How to load data using Canopy’s Data Import Tool?

There are multiple ways in which a data set can be loaded using Enthought Canopy’s Data Import Tool. See Launching the Data Import Tool for an overview and Working with Major League Baseball Batting Data, Working with Wind Speed Data for specific use cases.

Which file types can be loaded by the Data Import Tool?

Generally, the tool will attempt to load any text-based file format (.txt, .csv, etc) and the more structure it has the better the tool can perform. However, certain file types are explicitly not accepted due to their format:

  • .py
  • .xml
  • .pdf
  • .json
  • .h5
  • .gif
  • .jpg
  • .png

Why is the Data Import Tool not displaying the dataset properly?

After reading your file, the Data Import Tool tries to infer certain characteristics about the supplied data, such as what the comment character might be present, what the column separator is, whether or not there is a row containing column headers, and so on. Sometimes, our algorithms might not detect one, or many, of these parameters correctly, in which case your dataset might not be displayed properly. You can set these parameters yourselves (See Read Data Command to know how). Clicking Refresh Data should now display the dataset as you would expect it to be.

Hovering over these parameters in the Data Import Tool should also provide a tooltip with additional information on what the parameter is used for by the Tool.

How do I determine whether my data contains Null/NaN values?

When the Data Import Tool reads the file, it may detect missing values. Additionally, the tool may decide to convert a column to a particular data type.

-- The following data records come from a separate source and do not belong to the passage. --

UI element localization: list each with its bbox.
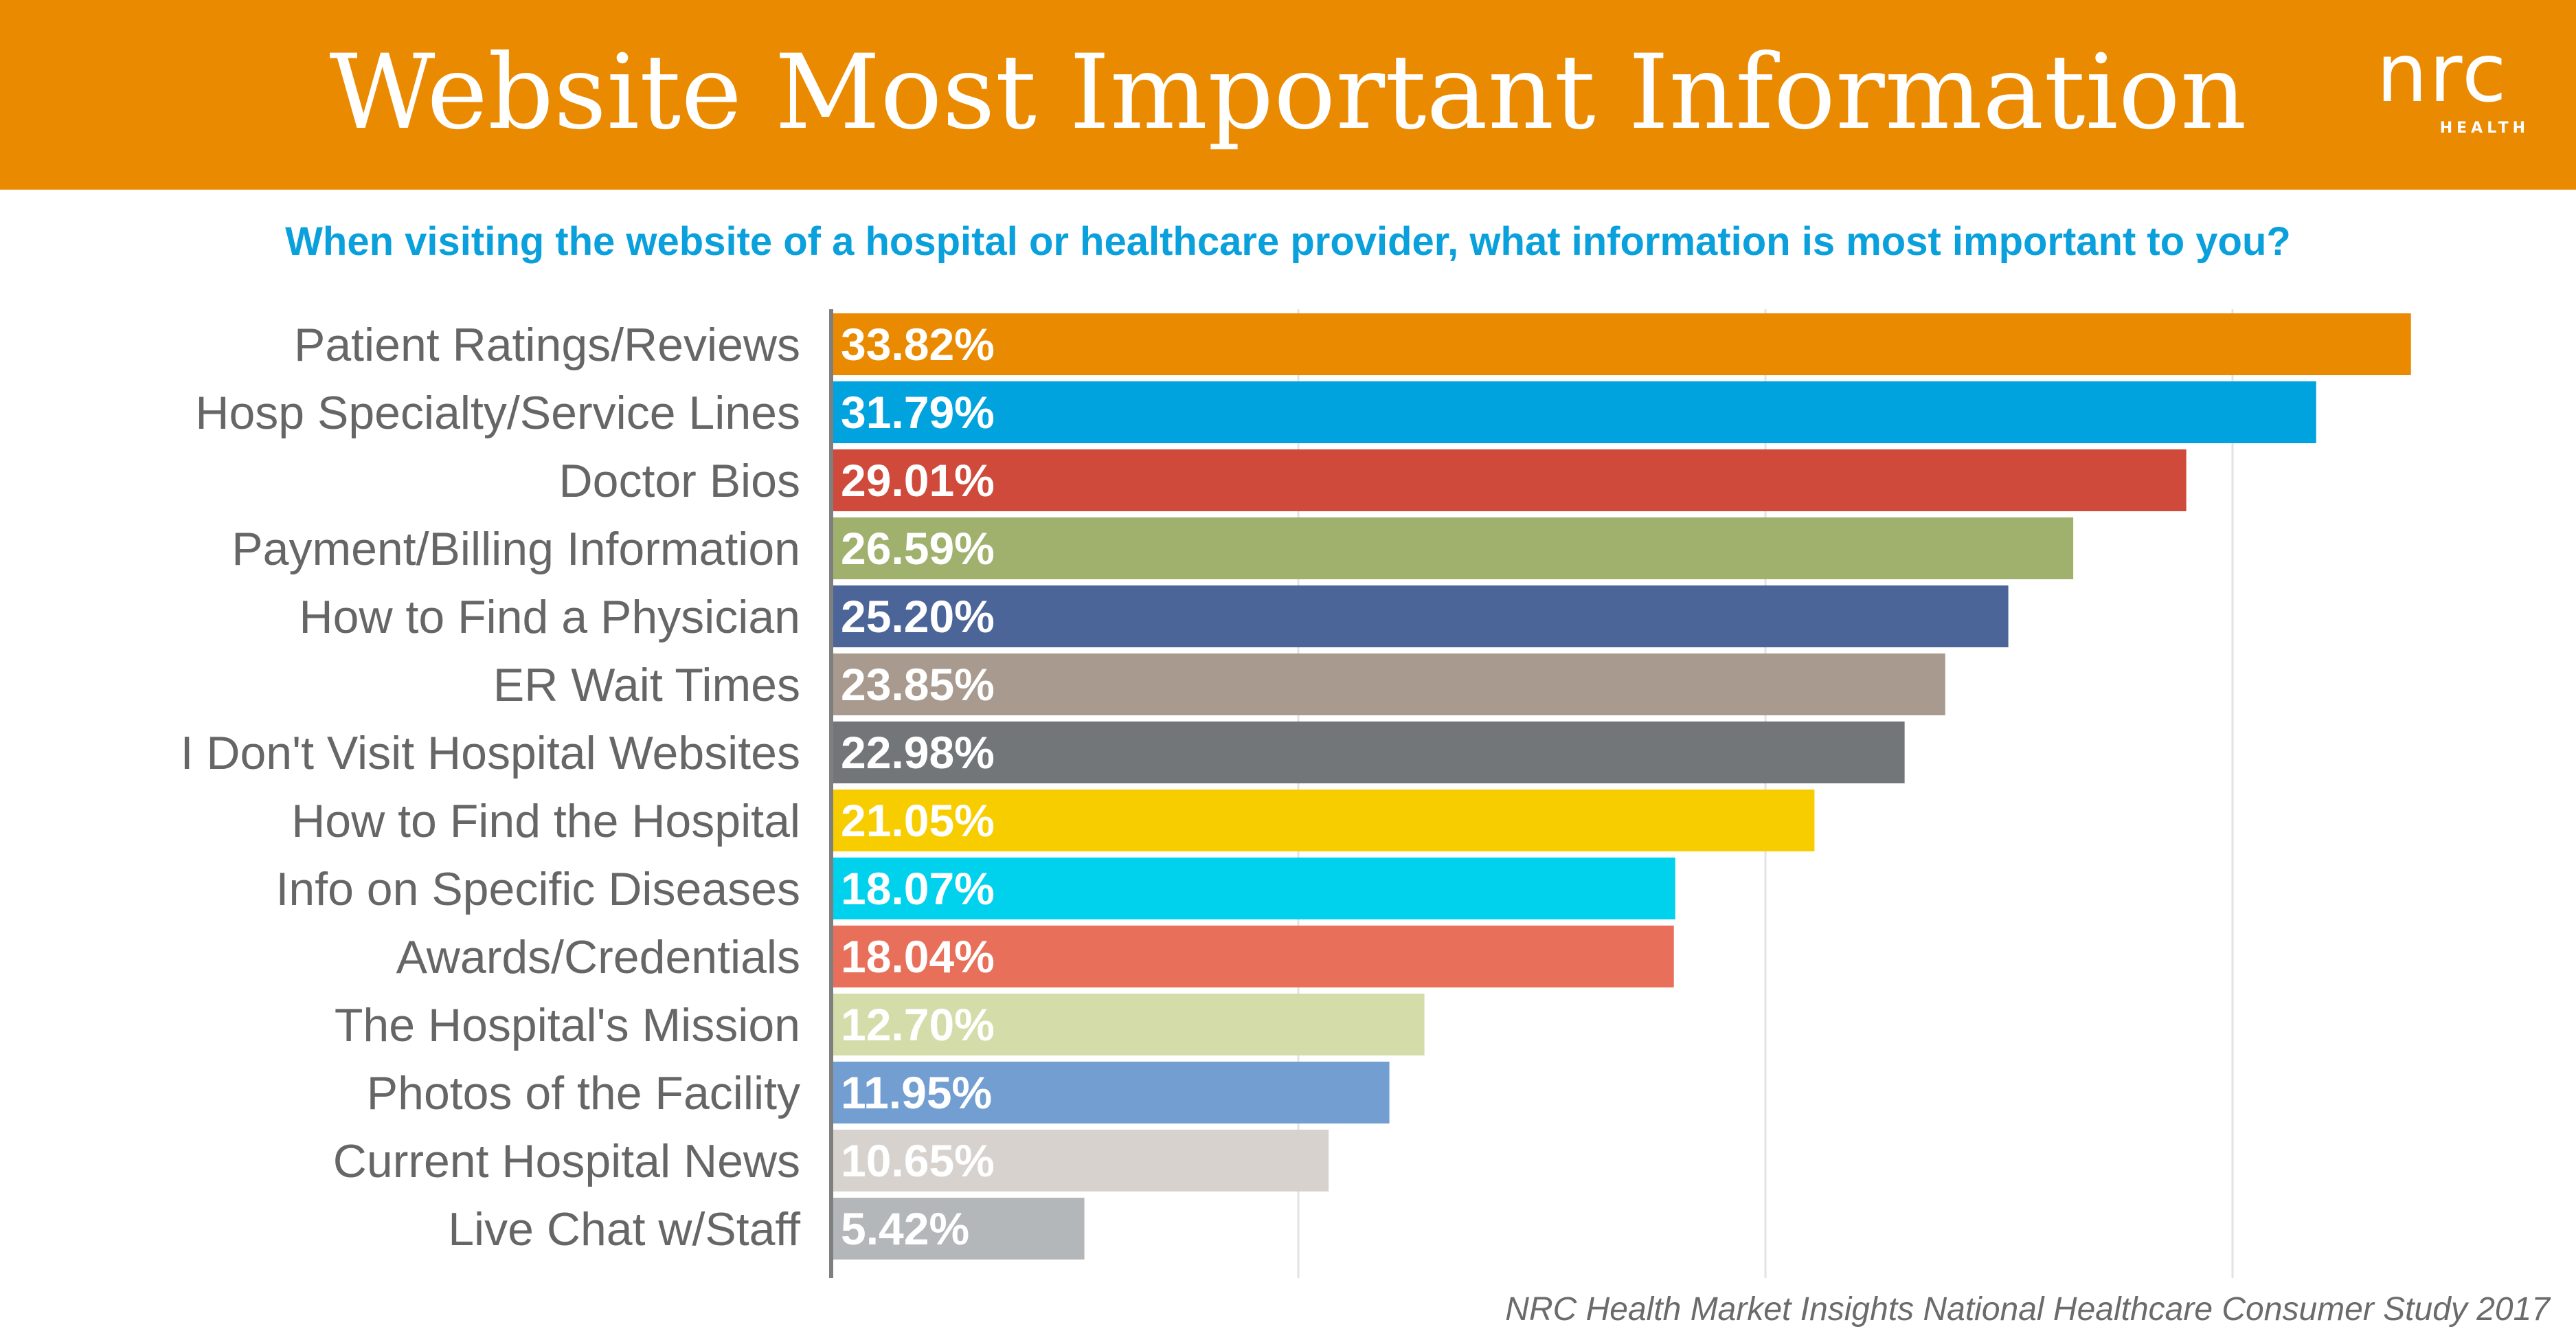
category-label-3: Doctor Bios [559, 455, 800, 507]
category-label-2: Hosp Specialty/Service Lines [195, 387, 800, 439]
page-title: Website Most Important Information [329, 33, 2247, 153]
category-label-8: How to Find the Hospital [291, 795, 800, 847]
value-label-11: 12.70% [841, 999, 995, 1050]
category-label-10: Awards/Credentials [396, 931, 800, 983]
source-note: NRC Health Market Insights National Heal… [1505, 1291, 2550, 1328]
bar-12 [831, 1062, 1390, 1123]
bar-14 [831, 1198, 1085, 1260]
bar-8 [831, 790, 1815, 851]
value-label-7: 22.98% [841, 727, 995, 778]
value-label-9: 18.07% [841, 863, 995, 914]
bar-11 [831, 994, 1425, 1055]
bar-6 [831, 653, 1945, 715]
bar-4 [831, 517, 2074, 579]
bar-10 [831, 926, 1674, 987]
chart-subtitle: When visiting the website of a hospital … [285, 219, 2291, 264]
value-label-1: 33.82% [841, 319, 995, 370]
value-label-13: 10.65% [841, 1135, 995, 1186]
logo-text: nrc [2376, 25, 2508, 120]
value-label-14: 5.42% [841, 1203, 969, 1254]
bar-5 [831, 585, 2009, 647]
logo-subtext: HEALTH [2439, 120, 2529, 137]
value-label-2: 31.79% [841, 387, 995, 438]
category-label-7: I Don't Visit Hospital Websites [181, 727, 800, 779]
bar-2 [831, 381, 2316, 443]
category-label-5: How to Find a Physician [300, 591, 800, 643]
bar-7 [831, 722, 1905, 783]
value-label-6: 23.85% [841, 659, 995, 710]
category-label-9: Info on Specific Diseases [275, 863, 800, 915]
category-label-13: Current Hospital News [333, 1135, 800, 1187]
category-label-11: The Hospital's Mission [335, 999, 800, 1051]
value-label-8: 21.05% [841, 795, 995, 846]
bar-13 [831, 1130, 1329, 1192]
category-label-4: Payment/Billing Information [231, 523, 800, 575]
title-banner: Website Most Important Information nrc H… [0, 0, 2576, 190]
bar-3 [831, 449, 2187, 511]
value-label-4: 26.59% [841, 523, 995, 574]
bar-9 [831, 858, 1675, 919]
category-label-14: Live Chat w/Staff [448, 1203, 800, 1255]
bar-1 [831, 313, 2411, 375]
category-label-1: Patient Ratings/Reviews [294, 319, 800, 371]
nrc-health-logo: nrc HEALTH [2356, 32, 2529, 146]
value-label-10: 18.04% [841, 931, 995, 982]
category-label-6: ER Wait Times [493, 659, 800, 711]
value-label-3: 29.01% [841, 455, 995, 506]
value-label-12: 11.95% [841, 1067, 992, 1118]
category-label-12: Photos of the Facility [367, 1067, 800, 1119]
value-label-5: 25.20% [841, 591, 995, 642]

If certain values cannot be coerced into the new data type, the tool will set that value to Null in the data but keep a note of the original value and display that content via a mask. The user can easily display the positions of the Null/NaN values in the DataFrame by ticking the Highlight Null Values checkbox at the bottom left corner of the DataFrame display.

Note that the Tool assumes certain values as Null/NaN values during the initial read-in. Refer to Missing Values for more.

How to sort column data?

See this description in our Commands section for how to sort a column.

How to insert a new column?

The Insert Column command can be accessed by right-clicking on a column header or from the Transform menu of the Data Import Tool. See Insert Column for an overview of how the command can be used and Step 2: Convert Year by Inserting Column, Step 5: Insert Column with Converted Wind Speed for specific use cases.

How to join multiple columns to create a new one?

The Join Columns command can be accessed by right-clicking on a column header after selecting multiple columns or from the Transform menu option of the Data Import Tool. See Join Columns for an overview of how the command can be used and Working with Wind Speed Data for a specific use case.

How to convert a column type?

The Data Import Tool attempts to auto-detect the column type when the dataset is being loaded, or when new columns are created. However, the user might understand the data set better or desire a specific conversion. In that case, the user can choose to change the conversion by editing the appropriate Type conversion command in the history, or by right-clicking on the column header and choosing the Convert... command. The available options are float, int, string, datetime, bool.

How to remove specific rows/columns?

The user can choose to delete individual entries in a row/column by pressing the delete shortcut. To remove full rows/columns, the user can select and right-click on any of the specific rows/columns and choose the Delete option.

The user might also need to delete entries in the data set based on a user-set criterion. This can be done using the Delete Rows Where command. See Working with Major League Baseball Batting Data and Working with Wind Speed Data for specific use cases.

What is the Python/Pandas Code View?

As cleaning, manipulating and operating on a data set can involve multiple operations, it would be time-consuming for the user if they had to perform the operations every time they wanted to import the file.

The Python/Pandas Code View displays the auto-generated Python/Pandas code for each command that the user has performed on the data set. This Python/Pandas code can then be exported and saved as a script for reuse later.

How to view the data after loading the dataset to the IPython console?

When you’ve finished importing and click “Use DataFrame”, the data set is loaded as a Pandas DataFrame in the Canopy IPython namespace. At this point, standard Pandas commands can be used to inspect the data, such as df_name.head() and df_name.info(). For further information on working with DataFrames, refer to the Pandas Documentation.

The user can also use the view(df_name) command, which opens a GUI to allow the user to view the entire data set with easy scrolling.

Why is my file being pre-loaded with commands?

After successfully importing a DataFrame into the IPython console, the Data Import Tool autosaves the operations performed on the file. When the file is reloaded using the Tool, the Tool automatically loads the operations previously performed.